How It Should Have Ended
Are you an effective team?




HISHE Rating:

User Rating: 
4.833335
Average: 4.8 (42 votes)

MPAA Rating: PG-13
Year: 2010-07-16
Review by: Tina Alexander

Every once and awhile I see a film that is both brilliant and entertaining. A film with intricately woven story telling, great acting, and deeply memorable scenes.  I find it fascinating how many of those films are made by Christopher Nolan, and he does it again with Inception.

Leonardo DiCaprio plays Cobb, a man deeply haunted by his relationship with his deceased wife.  He makes his living extracting information from people's subconscious minds while they dream.  Now he's being asked to place a thought, rather than extract one, and thus, where the film gets its clever title.
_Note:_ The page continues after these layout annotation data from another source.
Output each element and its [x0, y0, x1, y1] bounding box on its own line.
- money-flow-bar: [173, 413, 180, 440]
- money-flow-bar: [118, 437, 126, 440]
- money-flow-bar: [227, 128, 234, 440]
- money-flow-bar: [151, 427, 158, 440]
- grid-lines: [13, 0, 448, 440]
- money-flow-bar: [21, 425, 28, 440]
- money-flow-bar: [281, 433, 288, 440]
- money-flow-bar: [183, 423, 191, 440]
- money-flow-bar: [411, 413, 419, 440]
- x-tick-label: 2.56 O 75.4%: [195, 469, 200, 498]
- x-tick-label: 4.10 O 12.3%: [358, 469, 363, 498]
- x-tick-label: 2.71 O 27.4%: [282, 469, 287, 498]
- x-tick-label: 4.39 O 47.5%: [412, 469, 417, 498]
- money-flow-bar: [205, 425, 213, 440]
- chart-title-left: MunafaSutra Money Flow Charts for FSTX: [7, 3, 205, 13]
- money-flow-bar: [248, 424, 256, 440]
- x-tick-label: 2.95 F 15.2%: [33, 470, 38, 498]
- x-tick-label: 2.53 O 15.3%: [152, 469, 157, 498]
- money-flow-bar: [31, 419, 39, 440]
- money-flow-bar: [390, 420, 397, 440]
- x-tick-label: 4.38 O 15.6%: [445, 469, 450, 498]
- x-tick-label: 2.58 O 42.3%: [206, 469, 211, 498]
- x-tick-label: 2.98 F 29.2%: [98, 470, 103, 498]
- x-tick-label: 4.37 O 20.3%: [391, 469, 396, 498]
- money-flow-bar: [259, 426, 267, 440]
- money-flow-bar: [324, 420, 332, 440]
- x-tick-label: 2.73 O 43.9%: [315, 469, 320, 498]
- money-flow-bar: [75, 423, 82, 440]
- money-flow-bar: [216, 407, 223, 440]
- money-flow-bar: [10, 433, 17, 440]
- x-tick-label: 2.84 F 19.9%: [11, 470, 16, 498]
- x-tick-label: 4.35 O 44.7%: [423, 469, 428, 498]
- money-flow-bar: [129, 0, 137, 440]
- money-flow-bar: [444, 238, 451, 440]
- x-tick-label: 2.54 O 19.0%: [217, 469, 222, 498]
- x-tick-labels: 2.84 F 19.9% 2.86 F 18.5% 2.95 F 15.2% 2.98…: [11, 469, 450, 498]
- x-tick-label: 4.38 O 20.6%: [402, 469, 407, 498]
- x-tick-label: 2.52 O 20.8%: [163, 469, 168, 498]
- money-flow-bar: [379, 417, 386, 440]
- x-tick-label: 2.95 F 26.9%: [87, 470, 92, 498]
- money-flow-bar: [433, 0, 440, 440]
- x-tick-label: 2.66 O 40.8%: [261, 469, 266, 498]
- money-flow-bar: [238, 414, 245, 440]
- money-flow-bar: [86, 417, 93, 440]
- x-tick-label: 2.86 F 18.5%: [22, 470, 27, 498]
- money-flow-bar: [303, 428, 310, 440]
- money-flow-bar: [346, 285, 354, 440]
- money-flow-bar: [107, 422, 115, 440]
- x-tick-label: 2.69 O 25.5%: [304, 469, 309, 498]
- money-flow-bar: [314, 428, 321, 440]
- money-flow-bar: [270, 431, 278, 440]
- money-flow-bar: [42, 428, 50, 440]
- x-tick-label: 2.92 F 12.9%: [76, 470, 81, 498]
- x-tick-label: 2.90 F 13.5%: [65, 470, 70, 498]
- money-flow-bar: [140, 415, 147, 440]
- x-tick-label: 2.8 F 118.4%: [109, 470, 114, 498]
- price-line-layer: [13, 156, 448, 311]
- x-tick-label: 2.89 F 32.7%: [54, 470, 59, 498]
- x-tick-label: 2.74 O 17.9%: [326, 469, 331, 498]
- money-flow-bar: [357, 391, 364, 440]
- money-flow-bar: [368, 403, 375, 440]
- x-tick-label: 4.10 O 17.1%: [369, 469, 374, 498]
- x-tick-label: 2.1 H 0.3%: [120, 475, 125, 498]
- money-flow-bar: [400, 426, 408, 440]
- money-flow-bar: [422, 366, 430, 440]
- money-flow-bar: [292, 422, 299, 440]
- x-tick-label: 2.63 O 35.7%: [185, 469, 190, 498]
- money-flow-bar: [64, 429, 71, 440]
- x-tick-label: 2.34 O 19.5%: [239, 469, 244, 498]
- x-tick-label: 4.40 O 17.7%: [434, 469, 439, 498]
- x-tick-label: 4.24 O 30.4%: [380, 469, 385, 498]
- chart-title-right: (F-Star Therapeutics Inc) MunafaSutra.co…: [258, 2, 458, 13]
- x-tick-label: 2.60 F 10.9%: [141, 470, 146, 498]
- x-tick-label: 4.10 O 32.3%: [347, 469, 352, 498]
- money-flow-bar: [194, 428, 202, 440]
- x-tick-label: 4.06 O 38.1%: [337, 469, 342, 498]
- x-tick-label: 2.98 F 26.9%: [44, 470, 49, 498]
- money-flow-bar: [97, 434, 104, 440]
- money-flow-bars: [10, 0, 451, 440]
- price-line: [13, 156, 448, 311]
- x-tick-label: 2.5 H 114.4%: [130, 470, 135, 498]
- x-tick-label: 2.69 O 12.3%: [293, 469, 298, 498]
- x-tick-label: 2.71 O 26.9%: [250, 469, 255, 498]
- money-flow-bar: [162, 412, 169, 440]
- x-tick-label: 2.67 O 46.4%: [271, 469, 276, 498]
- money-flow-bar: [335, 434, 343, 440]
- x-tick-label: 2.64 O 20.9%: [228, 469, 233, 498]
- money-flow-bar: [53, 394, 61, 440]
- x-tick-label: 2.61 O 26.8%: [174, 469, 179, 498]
DiCaprio is amazing as always, and I'm starting to realize, much like Nolan, that he can't make a bad film.  Or at the very least he makes a bad film worth watching.  Gordon-Levitt really is a talent worth noticing as well and he gets some of the best (most creative) action sequences in this film.  Ellen Page is good, but there's nothing new from her here and at times her zero affect thing is less than appealing.  I have trouble really believing her character has any emotion at all, and in this role, I felt like the character could have benefitted with some.

The story telling here is what really stands out and almost overshadows anything else. There were things that I thought were plot holes that after some thought I realized where actually explained (or at least illustrated) brilliantly and with perfect foreshadowing.  To some, this might be a complicated film, but after a lot of analyzing, I have to say it is one of the most well thought out scripts I have seen in years.  And it had the visuals and acting to back it up.

So How Does It End?

Oh, where to begin.  How do you explain the ending to a movie like this?  And I feel bad even spoiling it in writing...but I suppose that's my job, so here goes.  Cobb and his team complete the job of inception and successfully implant the idea.  Cobb also has to face his wife and let go of his guilt.  As a result of both, he is able to return home to his two children and finally, in an emotionally driven, beautifully scored finale, see their faces.

Or does he?  The film ends ambiguously as we watch Cobb's spinning top bobble but continue to spin as the screen cuts to black.  As the story goes, if it never stops spinning, then Cobb is still in a dream and this happy ending is a false reality.

This is one of the most captivating movies I have seen in a long, long time.  I think it's no secret that I absolutely loved it.  I intend to pay and see it again and I give it a strong 5 out of 5.